Life expectancy in liver cancer increases if the disease is detected at an early stage and the tumor can still be removed. Other factors affecting life expectancy include determining the exact type of cancer the patient is suffering from, the location of the disease, the level of metastasis, and the general health of the patient. Tumor size and volume of the affected liver also play a role.
Most liver cancers are fatal, but a significant number of patients can be cured if the tumor is detected at an early stage and has not spread to other organs.
If the cancer is localized and is a specific type of tumor, there is a small chance that it can be removed and there will be no relapse. However, liver cancer usually spreads to the lymph nodes or other organs before it can be detected.
Other common types of liver cancer may require a liver transplant. This usually occurs when the tumor is in an area that is difficult to remove without causing additional harm to the patient. This also applies when more than one type of tumor is present, or when the general condition of the liver is poor. When a healthy donor liver is transplanted to a patient, five-year survival is about 60%.

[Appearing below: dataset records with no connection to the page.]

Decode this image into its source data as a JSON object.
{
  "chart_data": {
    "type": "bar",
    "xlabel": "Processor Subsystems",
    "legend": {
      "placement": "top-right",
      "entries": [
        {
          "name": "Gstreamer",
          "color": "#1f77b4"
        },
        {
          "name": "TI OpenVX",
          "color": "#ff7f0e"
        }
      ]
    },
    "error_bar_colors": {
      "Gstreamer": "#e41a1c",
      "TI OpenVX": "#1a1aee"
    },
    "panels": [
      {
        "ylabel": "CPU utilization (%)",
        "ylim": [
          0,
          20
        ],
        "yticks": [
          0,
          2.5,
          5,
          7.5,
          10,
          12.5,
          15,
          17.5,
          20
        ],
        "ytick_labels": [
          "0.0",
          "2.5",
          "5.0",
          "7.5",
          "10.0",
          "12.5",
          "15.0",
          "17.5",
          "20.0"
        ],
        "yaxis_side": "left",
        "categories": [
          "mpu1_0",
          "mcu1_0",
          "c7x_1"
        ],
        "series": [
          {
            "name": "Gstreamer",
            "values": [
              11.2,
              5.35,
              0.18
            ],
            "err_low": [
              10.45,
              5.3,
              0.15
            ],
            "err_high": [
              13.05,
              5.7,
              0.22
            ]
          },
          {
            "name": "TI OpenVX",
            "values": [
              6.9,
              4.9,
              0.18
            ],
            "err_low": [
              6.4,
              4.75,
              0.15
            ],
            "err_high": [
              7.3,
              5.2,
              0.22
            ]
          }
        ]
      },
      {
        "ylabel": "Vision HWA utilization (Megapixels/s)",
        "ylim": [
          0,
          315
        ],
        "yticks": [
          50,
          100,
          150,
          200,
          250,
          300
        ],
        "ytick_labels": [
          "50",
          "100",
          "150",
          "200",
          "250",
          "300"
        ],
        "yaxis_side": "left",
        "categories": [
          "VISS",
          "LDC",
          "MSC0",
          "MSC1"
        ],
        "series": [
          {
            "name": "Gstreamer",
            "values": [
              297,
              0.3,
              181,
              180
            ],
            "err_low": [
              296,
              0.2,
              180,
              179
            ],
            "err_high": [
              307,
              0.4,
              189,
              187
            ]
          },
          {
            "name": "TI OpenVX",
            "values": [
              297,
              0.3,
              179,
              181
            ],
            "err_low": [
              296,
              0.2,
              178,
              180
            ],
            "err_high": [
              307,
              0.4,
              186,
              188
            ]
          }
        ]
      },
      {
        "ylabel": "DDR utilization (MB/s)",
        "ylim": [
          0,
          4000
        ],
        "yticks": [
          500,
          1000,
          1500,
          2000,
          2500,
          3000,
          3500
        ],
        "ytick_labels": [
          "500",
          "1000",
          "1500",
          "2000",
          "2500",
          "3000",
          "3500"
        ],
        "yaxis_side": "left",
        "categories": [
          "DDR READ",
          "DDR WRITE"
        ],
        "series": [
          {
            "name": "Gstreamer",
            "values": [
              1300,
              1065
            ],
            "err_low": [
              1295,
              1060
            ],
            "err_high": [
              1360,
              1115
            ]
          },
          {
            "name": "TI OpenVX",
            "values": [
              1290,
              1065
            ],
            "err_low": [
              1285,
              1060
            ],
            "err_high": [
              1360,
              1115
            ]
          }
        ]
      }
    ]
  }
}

Researchers have reported some success in increasing life expectancy in liver cancer with more than one form of treatment. Chemotherapy and embolization, which means starving a tumor by stopping blood flow, can prolong the patient's life. If the cancer has spread to other areas of the body, chemotherapy is usually preferred.
When the disease is limited to the liver, treatment includes chemotherapy for the organ, with or without radiation therapy. Health professionals usually prescribe a combination of drugs, chemotherapy, and embolization to treat liver cancer. Their goal is to reduce the tumor, remove it or make it “starve”, limiting the blood supply.
If the disease progresses, life expectancy becomes shorter. The usual course of treatment in these cases involves treating the symptoms to make the patient more comfortable. Medication usually does not prolong life, but alleviates the pain associated with already common liver cancer.
Older people are more likely to develop liver cancer, and more men than women suffer from this disease.